O elixir da vida online: como a “imortalidade” digital está influenciando a maneira como lidamos com a morte?

Por CRP-PR

A morte de um ente querido é um momento de tristeza e dor. Aquelas últimas palavras não ditas, a mensagem de bom dia que não chega mais, o telefone que não toca. Mas, e se você pudesse continuar a conversar com algum parente ou amigo que já se foi? Parece ficção científica, mas a inteligência artificial já tornou esta comunicação possível.
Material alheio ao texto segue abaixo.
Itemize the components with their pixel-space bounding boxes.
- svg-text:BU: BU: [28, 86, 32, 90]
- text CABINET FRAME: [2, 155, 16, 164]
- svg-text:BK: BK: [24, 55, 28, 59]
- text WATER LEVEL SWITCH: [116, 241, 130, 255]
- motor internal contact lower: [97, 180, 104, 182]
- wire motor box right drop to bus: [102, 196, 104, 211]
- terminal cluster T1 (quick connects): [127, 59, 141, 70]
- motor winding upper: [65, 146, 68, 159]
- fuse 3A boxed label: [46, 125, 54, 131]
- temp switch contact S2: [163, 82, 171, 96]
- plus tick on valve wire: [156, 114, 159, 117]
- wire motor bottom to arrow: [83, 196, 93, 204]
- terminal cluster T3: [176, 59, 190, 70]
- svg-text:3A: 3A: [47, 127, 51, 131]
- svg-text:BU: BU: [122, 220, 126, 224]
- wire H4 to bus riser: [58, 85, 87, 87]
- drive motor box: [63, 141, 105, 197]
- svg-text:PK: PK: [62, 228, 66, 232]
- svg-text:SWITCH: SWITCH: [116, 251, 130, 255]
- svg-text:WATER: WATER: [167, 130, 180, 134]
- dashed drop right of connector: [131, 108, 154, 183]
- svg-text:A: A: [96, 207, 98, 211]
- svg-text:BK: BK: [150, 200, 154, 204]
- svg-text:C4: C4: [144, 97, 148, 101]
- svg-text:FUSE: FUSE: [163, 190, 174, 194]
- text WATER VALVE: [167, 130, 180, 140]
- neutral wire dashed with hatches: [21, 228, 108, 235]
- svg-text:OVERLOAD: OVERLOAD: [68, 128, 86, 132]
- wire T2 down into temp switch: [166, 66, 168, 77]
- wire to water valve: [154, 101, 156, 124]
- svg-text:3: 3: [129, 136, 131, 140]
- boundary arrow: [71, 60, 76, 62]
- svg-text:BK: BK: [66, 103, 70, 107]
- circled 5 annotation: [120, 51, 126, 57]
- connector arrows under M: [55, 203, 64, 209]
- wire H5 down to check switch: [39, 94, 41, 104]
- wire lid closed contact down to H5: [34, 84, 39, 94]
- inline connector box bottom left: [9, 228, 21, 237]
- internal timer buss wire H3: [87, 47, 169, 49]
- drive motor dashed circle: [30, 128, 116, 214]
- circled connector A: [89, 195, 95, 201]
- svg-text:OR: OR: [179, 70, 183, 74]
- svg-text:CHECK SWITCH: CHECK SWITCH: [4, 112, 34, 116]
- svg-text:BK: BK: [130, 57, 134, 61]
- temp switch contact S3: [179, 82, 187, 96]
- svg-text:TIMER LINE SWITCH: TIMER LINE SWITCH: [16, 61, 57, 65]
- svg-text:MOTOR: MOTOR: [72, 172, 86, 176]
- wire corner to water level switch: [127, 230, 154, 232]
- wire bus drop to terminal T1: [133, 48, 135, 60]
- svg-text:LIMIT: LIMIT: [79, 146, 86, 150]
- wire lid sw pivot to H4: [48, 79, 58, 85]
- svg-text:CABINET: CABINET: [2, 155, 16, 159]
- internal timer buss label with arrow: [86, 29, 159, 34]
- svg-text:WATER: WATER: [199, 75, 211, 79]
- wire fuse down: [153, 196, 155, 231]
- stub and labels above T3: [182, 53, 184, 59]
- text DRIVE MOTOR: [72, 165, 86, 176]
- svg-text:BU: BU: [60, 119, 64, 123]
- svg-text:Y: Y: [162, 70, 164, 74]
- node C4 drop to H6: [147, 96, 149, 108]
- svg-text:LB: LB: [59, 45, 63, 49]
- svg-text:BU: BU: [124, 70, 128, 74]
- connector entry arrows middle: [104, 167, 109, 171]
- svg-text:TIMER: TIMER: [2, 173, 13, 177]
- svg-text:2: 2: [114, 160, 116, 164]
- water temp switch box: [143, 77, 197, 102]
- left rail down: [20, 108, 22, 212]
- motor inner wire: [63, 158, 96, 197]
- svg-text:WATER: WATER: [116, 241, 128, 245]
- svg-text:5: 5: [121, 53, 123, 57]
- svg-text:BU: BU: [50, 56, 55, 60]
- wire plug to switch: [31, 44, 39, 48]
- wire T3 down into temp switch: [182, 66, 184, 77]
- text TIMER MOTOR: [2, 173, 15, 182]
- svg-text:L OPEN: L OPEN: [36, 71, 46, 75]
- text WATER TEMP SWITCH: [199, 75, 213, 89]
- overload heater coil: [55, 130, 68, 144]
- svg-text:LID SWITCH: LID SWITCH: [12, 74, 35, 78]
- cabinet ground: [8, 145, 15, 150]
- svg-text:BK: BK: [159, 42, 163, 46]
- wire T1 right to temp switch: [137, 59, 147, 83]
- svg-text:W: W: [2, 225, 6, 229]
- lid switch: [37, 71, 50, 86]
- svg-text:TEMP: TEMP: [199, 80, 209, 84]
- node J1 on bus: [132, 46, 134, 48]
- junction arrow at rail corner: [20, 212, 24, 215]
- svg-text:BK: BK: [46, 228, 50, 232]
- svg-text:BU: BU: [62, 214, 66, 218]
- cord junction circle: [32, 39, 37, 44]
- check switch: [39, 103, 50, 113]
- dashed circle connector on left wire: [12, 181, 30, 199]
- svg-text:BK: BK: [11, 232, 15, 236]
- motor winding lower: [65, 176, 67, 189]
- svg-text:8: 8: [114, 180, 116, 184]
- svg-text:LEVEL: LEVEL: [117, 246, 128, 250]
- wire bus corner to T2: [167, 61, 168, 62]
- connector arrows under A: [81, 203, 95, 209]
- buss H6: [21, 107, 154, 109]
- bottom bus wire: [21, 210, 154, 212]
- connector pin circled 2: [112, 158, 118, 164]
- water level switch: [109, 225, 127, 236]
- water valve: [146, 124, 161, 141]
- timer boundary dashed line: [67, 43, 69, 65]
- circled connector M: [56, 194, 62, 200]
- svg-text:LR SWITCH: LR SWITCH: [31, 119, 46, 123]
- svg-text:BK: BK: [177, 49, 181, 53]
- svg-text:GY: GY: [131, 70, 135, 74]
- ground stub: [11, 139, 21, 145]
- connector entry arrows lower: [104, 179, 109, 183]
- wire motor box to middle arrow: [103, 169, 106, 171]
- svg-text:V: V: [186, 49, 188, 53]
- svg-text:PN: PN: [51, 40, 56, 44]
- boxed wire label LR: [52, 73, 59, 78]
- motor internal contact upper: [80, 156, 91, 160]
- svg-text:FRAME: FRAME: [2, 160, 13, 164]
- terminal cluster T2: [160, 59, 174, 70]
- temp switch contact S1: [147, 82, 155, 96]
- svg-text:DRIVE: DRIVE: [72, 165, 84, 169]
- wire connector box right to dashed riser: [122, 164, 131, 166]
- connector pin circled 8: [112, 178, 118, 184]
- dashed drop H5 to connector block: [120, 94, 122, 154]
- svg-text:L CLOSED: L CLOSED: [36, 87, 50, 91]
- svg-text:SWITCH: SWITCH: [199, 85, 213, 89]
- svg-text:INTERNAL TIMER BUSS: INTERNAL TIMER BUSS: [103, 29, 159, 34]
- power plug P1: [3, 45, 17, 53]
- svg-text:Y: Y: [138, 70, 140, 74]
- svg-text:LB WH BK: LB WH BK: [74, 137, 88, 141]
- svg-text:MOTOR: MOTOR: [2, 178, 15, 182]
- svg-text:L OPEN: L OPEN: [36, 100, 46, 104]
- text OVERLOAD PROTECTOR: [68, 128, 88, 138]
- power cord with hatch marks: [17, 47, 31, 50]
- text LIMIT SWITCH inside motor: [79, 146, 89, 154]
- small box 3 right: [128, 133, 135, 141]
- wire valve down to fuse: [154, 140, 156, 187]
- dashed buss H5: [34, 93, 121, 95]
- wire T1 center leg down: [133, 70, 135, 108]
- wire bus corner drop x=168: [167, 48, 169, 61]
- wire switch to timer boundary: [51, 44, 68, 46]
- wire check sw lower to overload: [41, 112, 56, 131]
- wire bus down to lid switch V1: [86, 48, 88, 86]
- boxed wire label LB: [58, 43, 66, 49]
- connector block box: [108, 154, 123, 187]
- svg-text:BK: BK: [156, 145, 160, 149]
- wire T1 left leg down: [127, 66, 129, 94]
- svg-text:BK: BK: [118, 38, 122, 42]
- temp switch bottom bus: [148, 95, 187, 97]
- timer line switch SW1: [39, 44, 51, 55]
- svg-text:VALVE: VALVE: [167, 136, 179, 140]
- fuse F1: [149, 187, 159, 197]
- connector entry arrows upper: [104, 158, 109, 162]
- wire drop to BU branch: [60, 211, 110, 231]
Os engenheiros da Start Up “Luka”, fundada pela russa Eugenia Kuyda, conseguiram trazer um amigo dela, morto em um atropelamento aos 34 anos, ‘de volta à vida’ de maneira virtual. Utilizando fotos, documentos e mensagens trocadas por Roman Mazurenko, ainda em vida, em sistemas de redes neurais, foi possível identificar padrões e criar um algoritmo que possibilita manter conversas semelhantes às que eram tidas antes do falecimento, em 2015. O “avatar” de Roman responde como ele próprio responderia, por meio da tecnologia de inteligência artificial. O recurso dividiu opiniões dos familiares e amigos: uns viam no aplicativo uma maneira válida de matar as saudades do amigo; outros achavam que Eugenia havia ido longe demais e que a homenagem não era algo positivo.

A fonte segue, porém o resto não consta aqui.